A Safe Place for Growth
When I signed up for counseling through Cherish, I didn’t know the future challenges that awaited us. So, when the crisis came, it was an amazing gift to have access to Cherish benefits and to have an established relationship with a counselor. My counselor provided a safe place for me to process the sorrow, loss, and grief related to our ministry crisis. Not long ago, I thought I’d never be able to truly give myself to the local church again, but God has brought me to an amazing place where I am growing in my love for His body and am having rich opportunities to serve.
Counseling has also given me space to work through neglected issues in my life—the kinds of issues that plague many of us. God has used counseling to reveal unhealthy patterns, habits, and sin that interfere with loving others well, and has deepened my understanding of who I am in Christ.

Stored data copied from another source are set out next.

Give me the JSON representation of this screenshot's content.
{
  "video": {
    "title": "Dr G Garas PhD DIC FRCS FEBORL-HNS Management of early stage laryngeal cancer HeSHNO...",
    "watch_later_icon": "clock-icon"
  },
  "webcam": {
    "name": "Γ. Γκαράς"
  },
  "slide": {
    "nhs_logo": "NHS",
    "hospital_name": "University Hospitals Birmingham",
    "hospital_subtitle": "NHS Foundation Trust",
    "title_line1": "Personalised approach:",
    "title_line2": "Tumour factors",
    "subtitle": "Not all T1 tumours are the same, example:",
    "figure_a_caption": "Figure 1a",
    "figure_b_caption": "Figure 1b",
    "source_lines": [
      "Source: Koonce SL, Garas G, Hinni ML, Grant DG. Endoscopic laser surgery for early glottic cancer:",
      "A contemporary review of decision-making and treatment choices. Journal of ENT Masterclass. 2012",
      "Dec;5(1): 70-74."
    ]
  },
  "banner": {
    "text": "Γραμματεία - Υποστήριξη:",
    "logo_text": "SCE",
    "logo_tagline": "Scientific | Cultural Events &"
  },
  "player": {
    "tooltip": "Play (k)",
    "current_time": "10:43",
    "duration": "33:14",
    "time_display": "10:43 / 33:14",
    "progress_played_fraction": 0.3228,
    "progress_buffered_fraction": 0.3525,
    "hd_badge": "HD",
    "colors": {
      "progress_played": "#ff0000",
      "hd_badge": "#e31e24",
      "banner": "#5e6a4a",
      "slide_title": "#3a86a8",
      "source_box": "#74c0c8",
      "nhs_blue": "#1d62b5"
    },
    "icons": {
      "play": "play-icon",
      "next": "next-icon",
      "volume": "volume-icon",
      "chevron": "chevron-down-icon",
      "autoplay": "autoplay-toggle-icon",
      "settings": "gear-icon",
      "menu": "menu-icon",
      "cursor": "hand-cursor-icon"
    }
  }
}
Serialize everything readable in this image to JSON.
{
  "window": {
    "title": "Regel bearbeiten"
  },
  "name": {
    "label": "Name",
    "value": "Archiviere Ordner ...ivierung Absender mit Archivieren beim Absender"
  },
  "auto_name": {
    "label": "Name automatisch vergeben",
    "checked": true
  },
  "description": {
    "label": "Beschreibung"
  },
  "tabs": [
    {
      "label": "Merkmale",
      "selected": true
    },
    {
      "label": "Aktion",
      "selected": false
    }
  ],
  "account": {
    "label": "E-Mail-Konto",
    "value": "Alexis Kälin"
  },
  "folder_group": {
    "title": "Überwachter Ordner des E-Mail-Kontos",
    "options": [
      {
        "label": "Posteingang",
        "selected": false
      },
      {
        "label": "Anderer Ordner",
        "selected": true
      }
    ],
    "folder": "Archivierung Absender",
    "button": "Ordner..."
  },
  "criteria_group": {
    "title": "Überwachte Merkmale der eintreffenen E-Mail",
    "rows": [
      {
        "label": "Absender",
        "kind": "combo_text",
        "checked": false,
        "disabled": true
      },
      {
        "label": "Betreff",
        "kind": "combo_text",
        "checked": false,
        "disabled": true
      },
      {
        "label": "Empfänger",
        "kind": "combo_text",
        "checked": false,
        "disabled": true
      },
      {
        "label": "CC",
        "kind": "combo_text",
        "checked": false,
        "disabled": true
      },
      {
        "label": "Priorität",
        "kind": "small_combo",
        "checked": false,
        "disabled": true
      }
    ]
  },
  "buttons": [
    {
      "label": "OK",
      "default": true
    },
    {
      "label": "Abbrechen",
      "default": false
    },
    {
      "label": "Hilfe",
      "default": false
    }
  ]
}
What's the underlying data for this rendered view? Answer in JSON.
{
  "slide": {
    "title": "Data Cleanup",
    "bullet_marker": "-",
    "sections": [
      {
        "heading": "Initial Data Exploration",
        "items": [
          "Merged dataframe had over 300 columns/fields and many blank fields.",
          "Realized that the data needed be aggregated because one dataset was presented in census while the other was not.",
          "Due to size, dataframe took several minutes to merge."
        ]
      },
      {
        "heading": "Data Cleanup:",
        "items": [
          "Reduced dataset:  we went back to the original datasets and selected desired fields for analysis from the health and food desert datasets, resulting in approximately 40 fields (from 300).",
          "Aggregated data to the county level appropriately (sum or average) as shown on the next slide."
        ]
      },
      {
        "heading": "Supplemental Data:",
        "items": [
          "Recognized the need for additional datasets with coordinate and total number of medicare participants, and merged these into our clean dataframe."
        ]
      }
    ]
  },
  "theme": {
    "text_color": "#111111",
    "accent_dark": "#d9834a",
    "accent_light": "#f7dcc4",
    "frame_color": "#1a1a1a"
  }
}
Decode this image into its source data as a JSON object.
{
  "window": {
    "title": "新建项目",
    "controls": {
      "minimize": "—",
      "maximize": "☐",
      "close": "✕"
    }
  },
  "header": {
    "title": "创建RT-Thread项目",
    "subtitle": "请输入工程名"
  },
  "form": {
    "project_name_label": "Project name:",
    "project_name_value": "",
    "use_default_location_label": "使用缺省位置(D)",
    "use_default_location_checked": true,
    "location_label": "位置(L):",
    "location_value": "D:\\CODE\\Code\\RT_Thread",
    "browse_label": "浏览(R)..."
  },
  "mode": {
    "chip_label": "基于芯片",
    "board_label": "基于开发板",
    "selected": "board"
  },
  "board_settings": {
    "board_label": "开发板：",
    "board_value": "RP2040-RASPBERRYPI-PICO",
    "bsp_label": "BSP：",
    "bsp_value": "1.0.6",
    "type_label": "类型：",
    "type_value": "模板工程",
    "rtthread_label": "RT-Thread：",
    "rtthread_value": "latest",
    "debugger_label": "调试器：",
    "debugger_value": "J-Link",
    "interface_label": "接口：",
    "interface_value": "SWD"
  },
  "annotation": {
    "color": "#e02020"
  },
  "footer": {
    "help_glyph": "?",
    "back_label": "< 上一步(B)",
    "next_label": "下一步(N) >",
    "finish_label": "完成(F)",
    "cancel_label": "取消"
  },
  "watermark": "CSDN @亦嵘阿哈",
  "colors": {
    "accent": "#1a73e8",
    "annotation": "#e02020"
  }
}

I have grown in my understanding of the familiar words of Proverbs 3:5-6,
Trust in the LORD with all your heart,
and do not lean on your own understanding.
In all your ways acknowledge him,
and he will make straight your paths.
I used to read those words, and effectively skip over the phrase, “do not lean on your own understanding.” But there is great pride and foolishness in expecting to be able to trust God in a way that leads to straight paths, without leaning on and learning from the wisdom of others, such as wise counselors. Walking with Christ and growing in faith is not a solo activity.
In addition to Cherish, the PCA has wisely engaged in another initiative—WE (Wives of Elders)—that provides support, encouragement, and connection for teaching and ruling elders’ wives. The educational resources and opportunities to connect with other elders’ wives through a cohort have been a blessing as I continue to navigate ministry life.
Being married to a pastor is a beautiful privilege for which I am profoundly grateful. It’s thrilling to have a front row seat in the arena where God is at work. But this calling often includes pain, sorrow, and loneliness. When your church family—the people you’ve trusted and shared life with—are the people who decide that your husband is no longer the right man to be their pastor, it’s a special kind of awful. When you’ve committed to a body of believers and poured your heart into that body, only to have members of the body reject you and leave, it can be devastating. When God providentially makes it clear that He’s directing your husband to seek a new call with a different body of believers, it can be unsettling and lead to fear and anxiety.
I’m grateful to be in the PCA. I’m grateful that our denomination understands some of the unique challenges faced by pastors’ and elders’ wives and has committed to caring for us through benefits and initiative like Cherish and WE.
Photo by Aaron Burden on Unsplash

Kim Barnes
Kim serves as the Women’s Ministry Director at Westtown Church (PCA) in Tampa, Fla. She has a passion for training, teaching, and serving women in the church and especially delights in leading women’s Bible studies and mentoring younger women. Kim’s husband Robert is a PCA teaching elder. Together, they are blessed with two adult children (a daughter and a son) and a son-in-law. Kim loved homeschooling her children and misses it a little bit each fall when the new school year comes around. In addition to church and parachurch ministry, Kim and Robert are living with and caring for Kim’s aging mother.